Early humans boiled water by adding hot stones to water
Artifacts from a cave show that humans used stone boiling as their principal cooking method in the Cantabria region of Northern Spain 15,500 years ago (via Science Direct). Gathering some water above a hearth and throwing some hot rocks in seems easy enough, right? Well, turns out it's not so simple — rocks with air or water bubbles inside will break apart and explode. Research conducted in Puget Sound tested various rock cooling techniques to see which can withstand boiling; published on Science Direct, the report demonstrates how early humans could have developed boiling techniques by experimenting with surrounding materials.

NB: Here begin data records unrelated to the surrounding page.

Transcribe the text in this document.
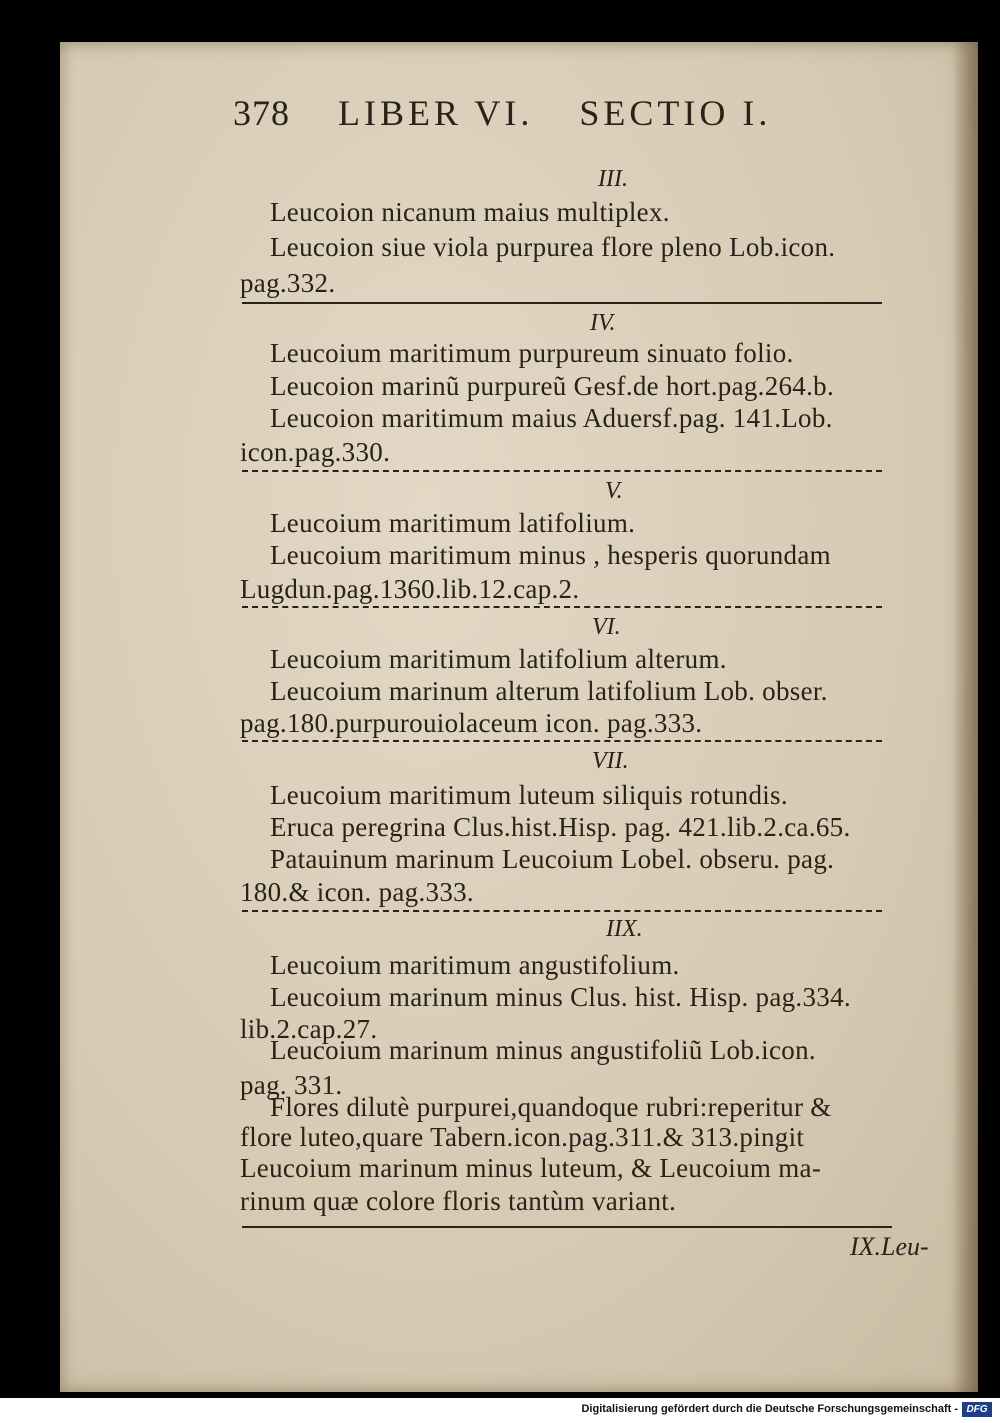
378 LIBER VI. SECTIO I.
III.
Leucoion nicanum maius multiplex.
Leucoion siue viola purpurea flore pleno Lob.icon.
pag.332.
IV.
Leucoium maritimum purpureum sinuato folio.
Leucoion marinũ purpureũ Gesf.de hort.pag.264.b.
Leucoion maritimum maius Aduersf.pag. 141.Lob.
icon.pag.330.
V.
Leucoium maritimum latifolium.
Leucoium maritimum minus , hesperis quorundam
Lugdun.pag.1360.lib.12.cap.2.
VI.
Leucoium maritimum latifolium alterum.
Leucoium marinum alterum latifolium Lob. obser.
pag.180.purpurouiolaceum icon. pag.333.
VII.
Leucoium maritimum luteum siliquis rotundis.
Eruca peregrina Clus.hist.Hisp. pag. 421.lib.2.ca.65.
Patauinum marinum Leucoium Lobel. obseru. pag.
180.& icon. pag.333.
IIX.
Leucoium maritimum angustifolium.
Leucoium marinum minus Clus. hist. Hisp. pag.334.
lib.2.cap.27.
Leucoium marinum minus angustifoliũ Lob.icon.
pag. 331.
Flores dilutè purpurei,quandoque rubri:reperitur &
flore luteo,quare Tabern.icon.pag.311.& 313.pingit
Leucoium marinum minus luteum, & Leucoium ma-
rinum quæ colore floris tantùm variant.
IX.Leu-
Digitalisierung gefördert durch die Deutsche Forschungsgemeinschaft - DFG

Although wet-stone boiling has the most academic research (since material artifacts can remain intact over thousands of years), there are possibilities for other boiling methods. In Northern Tanzania, scientists discovered that 1.8-million-year-old humans lived next to boiling springs. It's not unlikely that, long before the advent of fire, an animal could fall into the springs and humans would eat the cooked meat, per Daily Mail.
John Speth also outlined another theory in NPR: Using a water bag made from hide or bark. Inspired by Les Stroud of "Survivorman," Speth noticed that a normally flammable material wouldn't ignite if it contained water. Although the physical evidence of this technique wouldn't survive the elements, it's another likely possibility. Early humans were a crafty bunch.